Disc Review

A Selection Of His U.S. Victor Recordings 1914-1941 / Ignacy Jan Paderewski (Naxos Historical)

ア・セレクション・オヴ・ヒズ USビクター・レコーディングズ 1914〜1941/イグナツィ・ヤン・パデレフスキ

うんと昔、出版社で翻訳小説の編集者をしていたことがあって。基本的にはドンパチ系B級クライム・ノヴェルみたいなやつを担当することが多かったのだけれど。たまーにマジな本も手がけた。ピアズ・ポール・リードの『ホロネーズ』って本もそのひとつ。30~50年代のヨーロッパを舞台に、没落したポーランド貴族の息子と娘が戦争に引き裂かれながら歩んだ人生を描いたものだったような…。自分で編集しておいて、詳しいこと忘れちゃいましたが。

もう30年近く前、あの本を編集しながら、ぼくは頭の中でずっとパデレフスキのピアノ演奏をイメージしていたものだ。もちろんショパン、ね。ベタだけど(笑)。子供のころ、うちにあった家庭のクラシックみたいなのでよく聞いてました。まあ、パデレフスキの場合は19世紀に黄金期を迎えた人で。時代的にも違うし。父親はポーランド貴族だったみたいだけど、別に没落したって話も聞かないし。でも、積極的に政治活動に関与していたこととか、何かで読んだりしていたもんだから。なんとなく激動のポーランドを舞台にした小説のBGMとしてぼくの頭が勝手に選び取ってしまった、みたいな。そんな感じかな。

というわけで、パデレフスキのビクター録音からのセレクションCD。ナクソス・ヒストリカルからお安く出たので、買っちゃいました。1914~41年というと、アメリカに移住して、ワイン作ったりして、と思ったらポーランドの首相になっちゃって、やがて演奏活動に復帰して、スイスに移住して、さらに政治活動に戻って…みたいな、もう彼にとって慌ただしい時期にあたるわけですが。収録されているのは基本的には演奏活動復帰時、20年代の録音。

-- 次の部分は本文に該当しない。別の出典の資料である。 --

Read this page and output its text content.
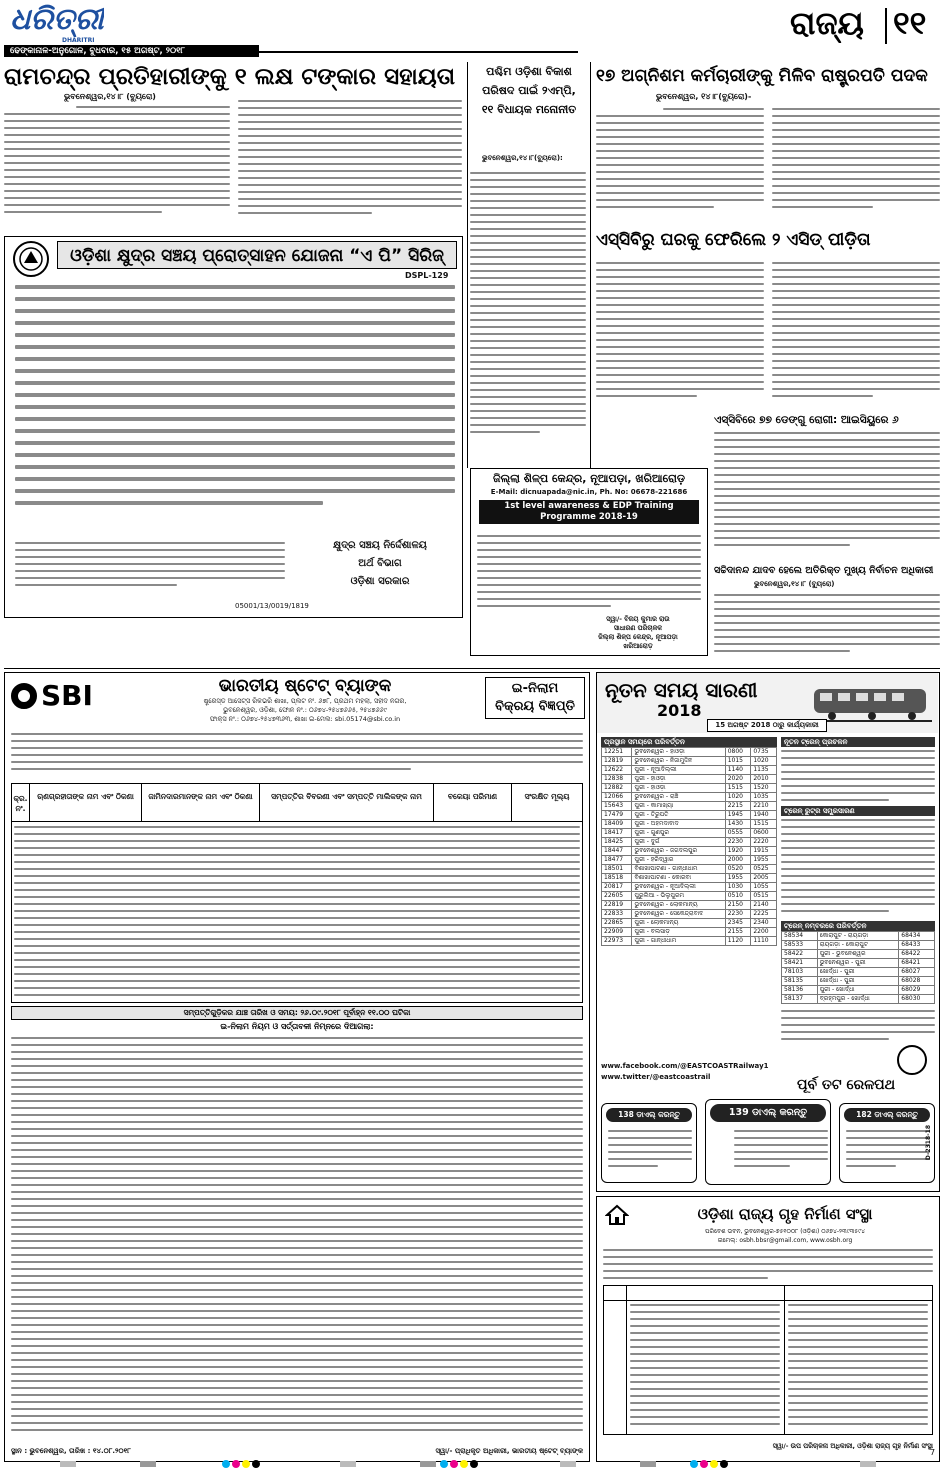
ଧରିତ୍ରୀ
DHARITRI
ଢେଙ୍କାନାଳ-ଅନୁଗୋଳ, ବୁଧବାର, ୧୫ ଅଗଷ୍ଟ, ୨୦୧୮
ରାଜ୍ୟ ୧୧
ରାମଚନ୍ଦ୍ର ପ୍ରତିହାରୀଙ୍କୁ ୧ ଲକ୍ଷ ଟଙ୍କାର ସହାୟତା
ଭୁବନେଶ୍ୱର,୧୪।୮ (ବ୍ୟୁରୋ)
ଓଡ଼ିଶା କ୍ଷୁଦ୍ର ସଞ୍ଚୟ ପ୍ରୋତ୍ସାହନ ଯୋଜନା “ଏ ପି” ସିରିଜ୍
DSPL-129
କ୍ଷୁଦ୍ର ସଞ୍ଚୟ ନିର୍ଦ୍ଦେଶାଳୟ
ଅର୍ଥ ବିଭାଗ
ଓଡ଼ିଶା ସରକାର
05001/13/0019/1819
ପଶ୍ଚିମ ଓଡ଼ିଶା ବିକାଶ
ପରିଷଦ ପାଇଁ ୨ଏମ୍‌ପି,
୧୧ ବିଧାୟକ ମନୋନୀତ
ଭୁବନେଶ୍ୱର,୧୪।୮(ବ୍ୟୁରୋ):
୧୭ ଅଗ୍ନିଶମ କର୍ମଚାରୀଙ୍କୁ ମିଳିବ ରାଷ୍ଟ୍ରପତି ପଦକ
ଭୁବନେଶ୍ୱର, ୧୪।୮(ବ୍ୟୁରୋ)-
ଏସ୍‌ସିବିରୁ ଘରକୁ ଫେରିଲେ ୨ ଏସିଡ୍ ପୀଡ଼ିତା
ଜିଲ୍ଲା ଶିଳ୍ପ କେନ୍ଦ୍ର, ନୂଆପଡ଼ା, ଖରିଆରୋଡ଼
E-Mail: dicnuapada@nic.in, Ph. No: 06678-221686
1st level awareness & EDP Training
Programme 2018-19
ସ୍ୱା/- ବିଜୟ କୁମାର ରାଉ
ସାଧାରଣ ପରିଚାଳକ
ଜିଲ୍ଲା ଶିଳ୍ପ କେନ୍ଦ୍ର, ନୂଆପଡ଼ା
ଖରିଆରୋଡ଼
ଏସ୍‌ସିବିରେ ୭୭ ଡେଙ୍ଗୁ ରୋଗୀ: ଆଇସିୟୁରେ ୬
ସଚ୍ଚିଦାନନ୍ଦ ଯାଦବ ହେଲେ ଅତିରିକ୍ତ ମୁଖ୍ୟ ନିର୍ବାଚନ ଅଧିକାରୀ
ଭୁବନେଶ୍ୱର,୧୪।୮ (ବ୍ୟୁରୋ)
SBI	ଭାରତୀୟ ଷ୍ଟେଟ୍ ବ୍ୟାଙ୍କ
ଷ୍ଟ୍ରେସ୍ଡ ଆସେଟ୍ସ ରିକଭରି ଶାଖା, ପ୍ଲଟ ନଂ. ୬୭୮, ପ୍ରଥମ ମହଲା, ସହୀଦ ନଗର,
ଭୁବନେଶ୍ୱର, ଓଡ଼ିଶା, ଫୋନ ନଂ.: ୦୬୭୪-୨୫୪୭୬୬୫, ୨୫୪୭୬୬୯
ଫାକ୍ସ ନଂ.: ୦୬୭୪-୨୫୪୭୩୬୩, ଶାଖା ଇ-ମେଲ: sbi.05174@sbi.co.in
ଇ-ନିଲାମ
ବିକ୍ରୟ ବିଜ୍ଞପ୍ତି
କ୍ର. ନଂ.
ଋଣଗ୍ରହୀତାଙ୍କ ନାମ ଏବଂ ଠିକଣା	ଜାମିନଦାରମାନଙ୍କ ନାମ ଏବଂ ଠିକଣା	ସମ୍ପତ୍ତିର ବିବରଣୀ ଏବଂ ସମ୍ପତ୍ତି ମାଲିକଙ୍କ ନାମ	ବକେୟା ପରିମାଣ	ସଂରକ୍ଷିତ ମୂଲ୍ୟ
ସମ୍ପତ୍ତିଗୁଡ଼ିକର ଯାଞ୍ଚ ତାରିଖ ଓ ସମୟ: ୨୬.୦୯.୨୦୧୮ ପୂର୍ବାହ୍ନ ୧୧.୦୦ ଘଟିକା
ଇ-ନିଲାମ ନିୟମ ଓ ସର୍ତ୍ତାବଳୀ ନିମ୍ନରେ ଦିଆଗଲା:
ସ୍ଥାନ : ଭୁବନେଶ୍ୱର, ତାରିଖ : ୧୪.୦୮.୨୦୧୮	ସ୍ୱା/- ପ୍ରାଧିକୃତ ଅଧିକାରୀ, ଭାରତୀୟ ଷ୍ଟେଟ୍ ବ୍ୟାଙ୍କ
ନୂତନ ସମୟ ସାରଣୀ
2018
15 ଅଗଷ୍ଟ 2018 ଠାରୁ କାର୍ଯ୍ୟକାରୀ
ପ୍ରସ୍ଥାନ ସମୟରେ ପରିବର୍ତ୍ତନ
12251	ଭୁବନେଶ୍ୱର - ହାଓଡ଼ା	0800	0735
12819	ଭୁବନେଶ୍ୱର - ନିଜାମୁଦ୍ଦିନ	1015	1020
12622	ପୁରୀ - ନୂଆଦିଲ୍ଲୀ	1140	1135
12838	ପୁରୀ - ହାଓଡ଼ା	2020	2010
12882	ପୁରୀ - ହାଓଡ଼ା	1515	1520
12066	ଭୁବନେଶ୍ୱର - ରାଞ୍ଚି	1020	1035
15643	ପୁରୀ - କାମାଖ୍ୟା	2215	2210
17479	ପୁରୀ - ତିରୁପତି	1945	1940
18409	ପୁରୀ - ଅହମଦାବାଦ	1430	1515
18417	ପୁରୀ - ଗୁଣପୁର	0555	0600
18425	ପୁରୀ - ଦୁର୍ଗ	2230	2220
18447	ଭୁବନେଶ୍ୱର - ଜଗଦଲପୁର	1920	1915
18477	ପୁରୀ - ହରିଦ୍ୱାର	2000	1955
18501	ବିଶାଖାପାଟଣା - ଗାନ୍ଧୀଧାମ	0520	0525
18518	ବିଶାଖାପାଟଣା - କୋରବା	1955	2005
20817	ଭୁବନେଶ୍ୱର - ନୂଆଦିଲ୍ଲୀ	1030	1055
22605	ପୁରୁଲିଆ - ଭିଲୁପୁରମ	0510	0515
22819	ଭୁବନେଶ୍ୱର - ଲୋକମାନ୍ୟ	2150	2140
22833	ଭୁବନେଶ୍ୱର - ସେକେନ୍ଦ୍ରାବାଦ	2230	2225
22865	ପୁରୀ - ଲୋକମାନ୍ୟ	2345	2340
22909	ପୁରୀ - ବଲସାଡ଼	2155	2200
22973	ପୁରୀ - ଗାନ୍ଧୀଧାମ	1120	1110
ନୂତନ ଟ୍ରେନ୍ ପ୍ରଚଳନ
ଟ୍ରେନ୍ ରୁଟ୍‌ର ସମ୍ପ୍ରସାରଣ
ଟ୍ରେନ୍ ନମ୍ବରରେ ପରିବର୍ତ୍ତନ
58534	କୋରାପୁଟ - ରାୟଗଡ଼ା	68434
58533	ରାୟଗଡ଼ା - କୋରାପୁଟ	68433
58422	ପୁରୀ - ଭୁବନେଶ୍ୱର	68422
58421	ଭୁବନେଶ୍ୱର - ପୁରୀ	68421
78103	ଖୋର୍ଦ୍ଧା - ପୁରୀ	68027
58135	ଖୋର୍ଦ୍ଧା - ପୁରୀ	68028
58136	ପୁରୀ - ଖୋର୍ଦ୍ଧା	68029
58137	ବ୍ରହ୍ମପୁର - ଖୋର୍ଦ୍ଧା	68030
www.facebook.com/@EASTCOASTRailway1
www.twitter/@eastcoastrail	ପୂର୍ବ ତଟ ରେଳପଥ
138 ଡାଏଲ୍ କରନ୍ତୁ	139 ଡାଏଲ୍ କରନ୍ତୁ	182 ଡାଏଲ୍ କରନ୍ତୁ
D-2318-18
ଓଡ଼ିଶା ରାଜ୍ୟ ଗୃହ ନିର୍ମାଣ ସଂସ୍ଥା
ପରିବେଶ ଭବନ, ଭୁବନେଶ୍ୱର-୭୫୧୦୦୮ (ଓଡ଼ିଶା) ୦୬୭୪-୨୩୯୩୫୯୪
ଇମେଲ୍: osbh.bbsr@gmail.com, www.osbh.org
ସ୍ୱା/- ଉପ ପରିଚାଳନା ଅଧିକାରୀ, ଓଡ଼ିଶା ରାଜ୍ୟ ଗୃହ ନିର୍ମାଣ ସଂସ୍ଥା
7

この人の真価はもっと前の時代の演奏にある、というのが定説で。ピアノ・ロール集とかで当時の演奏の再現版を聞いたりすると、なんとなくそうなんだろうなと思ったりもするのだが。でも、やはり全盛期を過ぎてしまっているとはいえ、往年の輝かしい響きを失ってしまったと言われていたとはいえ、しかも20年代録音だけに音質も悪いとはいえ、本人演奏はやっぱいいっすね。60歳代ならではの境地ってのもあるのではないか、と。

SP盤では未発表だった音源もあり。ベートーヴェン、ショパン、リスト、シューベルト、メンデルスゾーン、ラフマニノフ、ワグナーなど、いい感じにキャッチーに演奏してます。マジソン・スクエア・ガーデンに2万人を集めてリサイタルをやったというエピソードも有名だけど。アメリカで人気があったのも納得です。